Talking also of Peter Thiel, I attended a meeting of the Mont Pelerin Society at the Hoover Institution at Stanford University a few years ago. A highlight was this discussion between Thiel and Peter Robinson about political correctness and freedom of speech, the future of Artificial Intelligence, and China's rise (and potential fall). It’s very interesting.

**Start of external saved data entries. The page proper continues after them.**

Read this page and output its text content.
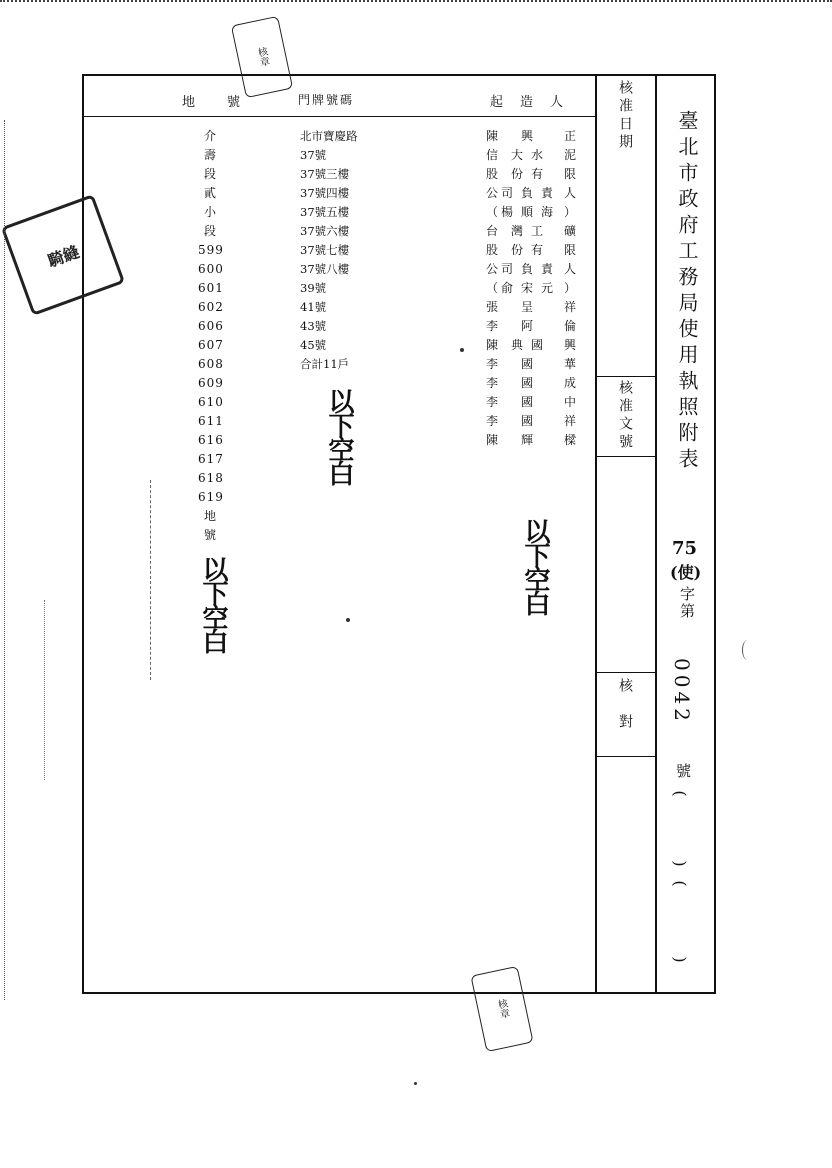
地　　號	門牌號碼	起　造　人
介
壽
段
貳
小
段
599
600
601
602
606
607
608
609
610
611
616
617
618
619
地
號
北市寶慶路
37號
37號三樓
37號四樓
37號五樓
37號六樓
37號七樓
37號八樓
39號
41號
43號
45號
合計11戶
陳 興 正
信 大水 泥
股 份有 限
公 司負責 人
（ 楊順海 ）
台 灣工 礦
股 份有 限
公 司負責 人
（ 俞宋元 ）
張 呈 祥
李 阿 倫
陳 典國 興
李 國 華
李 國 成
李 國 中
李 國 祥
陳 輝 樑
以下空白
以下空白
以下空白
核准日期
核准文號
核對
臺北市政府工務局使用執照附表
75
(使)
字第
0042
號
(
)
(
)
核章
核章
騎縫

Finally, I'm halfway through a new podcast series 'Finding Matt Drudge', and I'm enjoying it and learning a lot. The creation of The Drudge Report in 1995 changed journalism and politics - not only in America but around the world. The tale of how Drudge rose to prominence after publishing an article on the Clinton/Lewinsky scandal - an article Newsweek had refused to print because 'the story was too big', is fascinating.
kind regards John
Thanks John, I agree with you. I suggest that in the Voice referendum citizens were also reinforcing section 116 of the constitution. No religion (eg dreaming, sacred sites, belief in ties to land etc) should be given privilege. Someone should take Victoria, and SA to the high court for breaches of the constitution over their legislation to bypass the constitution and give privilege. The climate scam has also become a religion especially about the false (ie lies) about the effect of methane emissions to change eating habits. (methane absorbs radiation at 8 micron wavelength but the Earth does not emit any radiation at that level rather in the range 9.8 -11.5 micron and there can be no back radiation from the lower temperature atmosphere to the Earth surface - 2nd law of thermodynamics)
Thank you for your voice in Australia.